Ecological Footprints: Confessions of a Big Foot
Kim Todd takes the Ecological Footprint Quiz and shares her results.
January/February 2004
By Kim Todd
The first few blocks of pavement are steep enough that apartments look like they’d slide off their foundations with the slightest nudge and drivers reach for the emergency brake at each stop sign. Trudging up the hill with a book-laden backpack is a strain, but the payoff at the top is the view east to San Francisco Bay. Sweat pricks at the back of my neck and my muscles ache, but I’m not trying to drop a dress size or strengthen my calves on this urban hike. I’m reducing my ecological footprint.
The Ecological Footprinting Quiz, designed by the Oakland, California, group Redefining Progress, shows individuals how large a share of the earth’s resources they absorb. Questions on gas mileage, house size, and dining habits pinpoint consumption patterns. Driving long distances requires miles of roads and land devoted to energy production. Living in a large house means developing ground for a foundation and yard. Eating meat translates into the need for pastures where cattle can graze. Quiz results are computed in the number of productive acres—fishing grounds, forests, or agricultural fields—needed to maintain a given lifestyle. Compared with residents of other countries, U.S. citizens require far more than their share of land—an average of twenty-four acres per person. This, on a planet that provides four-and-a-half productive acres for every individual. Canadians use seventeen acres; Italians, nine; Pakistanis, less than two.

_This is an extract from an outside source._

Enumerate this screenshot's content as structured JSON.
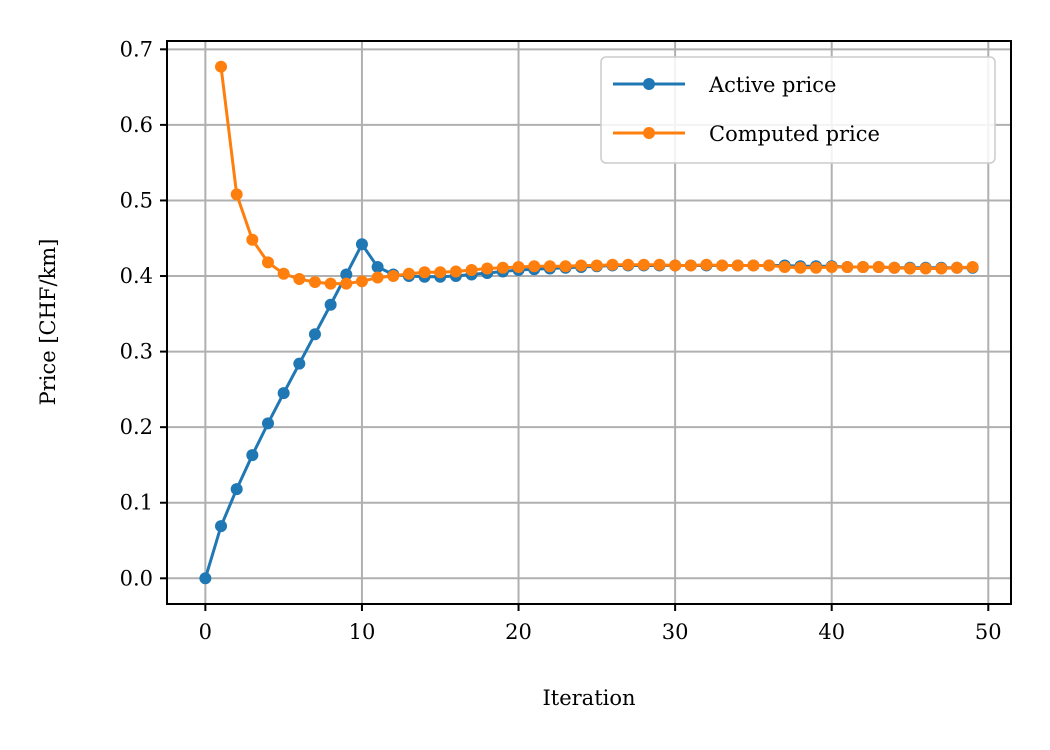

Curious about my own impact, I took the test. As I scanned the page, Mary Oliver’s poem, “Wild Geese,” came to mind. You do not have to be good, she writes. Such comforting words when guilt creeps in about the paper plates tossed out at the last party and the bag of pink Styrofoam peanuts that sat in my kitchen waiting to be reused until I finally threw them away. But Mary, be real. I do have to be good. Otherwise, the world is going to hell in a handbasket.
She continues:
You do not have to walk on your knees for a hundred miles through the desert, repenting. You only have to let the soft animal of your body love what it loves.
If only that were true. The quiz looks like a tax form. In a way it is, tallying up the excesses and economies of the past year, all my environmental virtues and flaws. Clumped into sections covering food, shelter, and mobility, the questions promise rigorous accounting of my weight on the world. A small glimmer of hope flickers, though. I’m a recycling, composting, non-red-meat eater who doesn’t drive much. How bad could it be?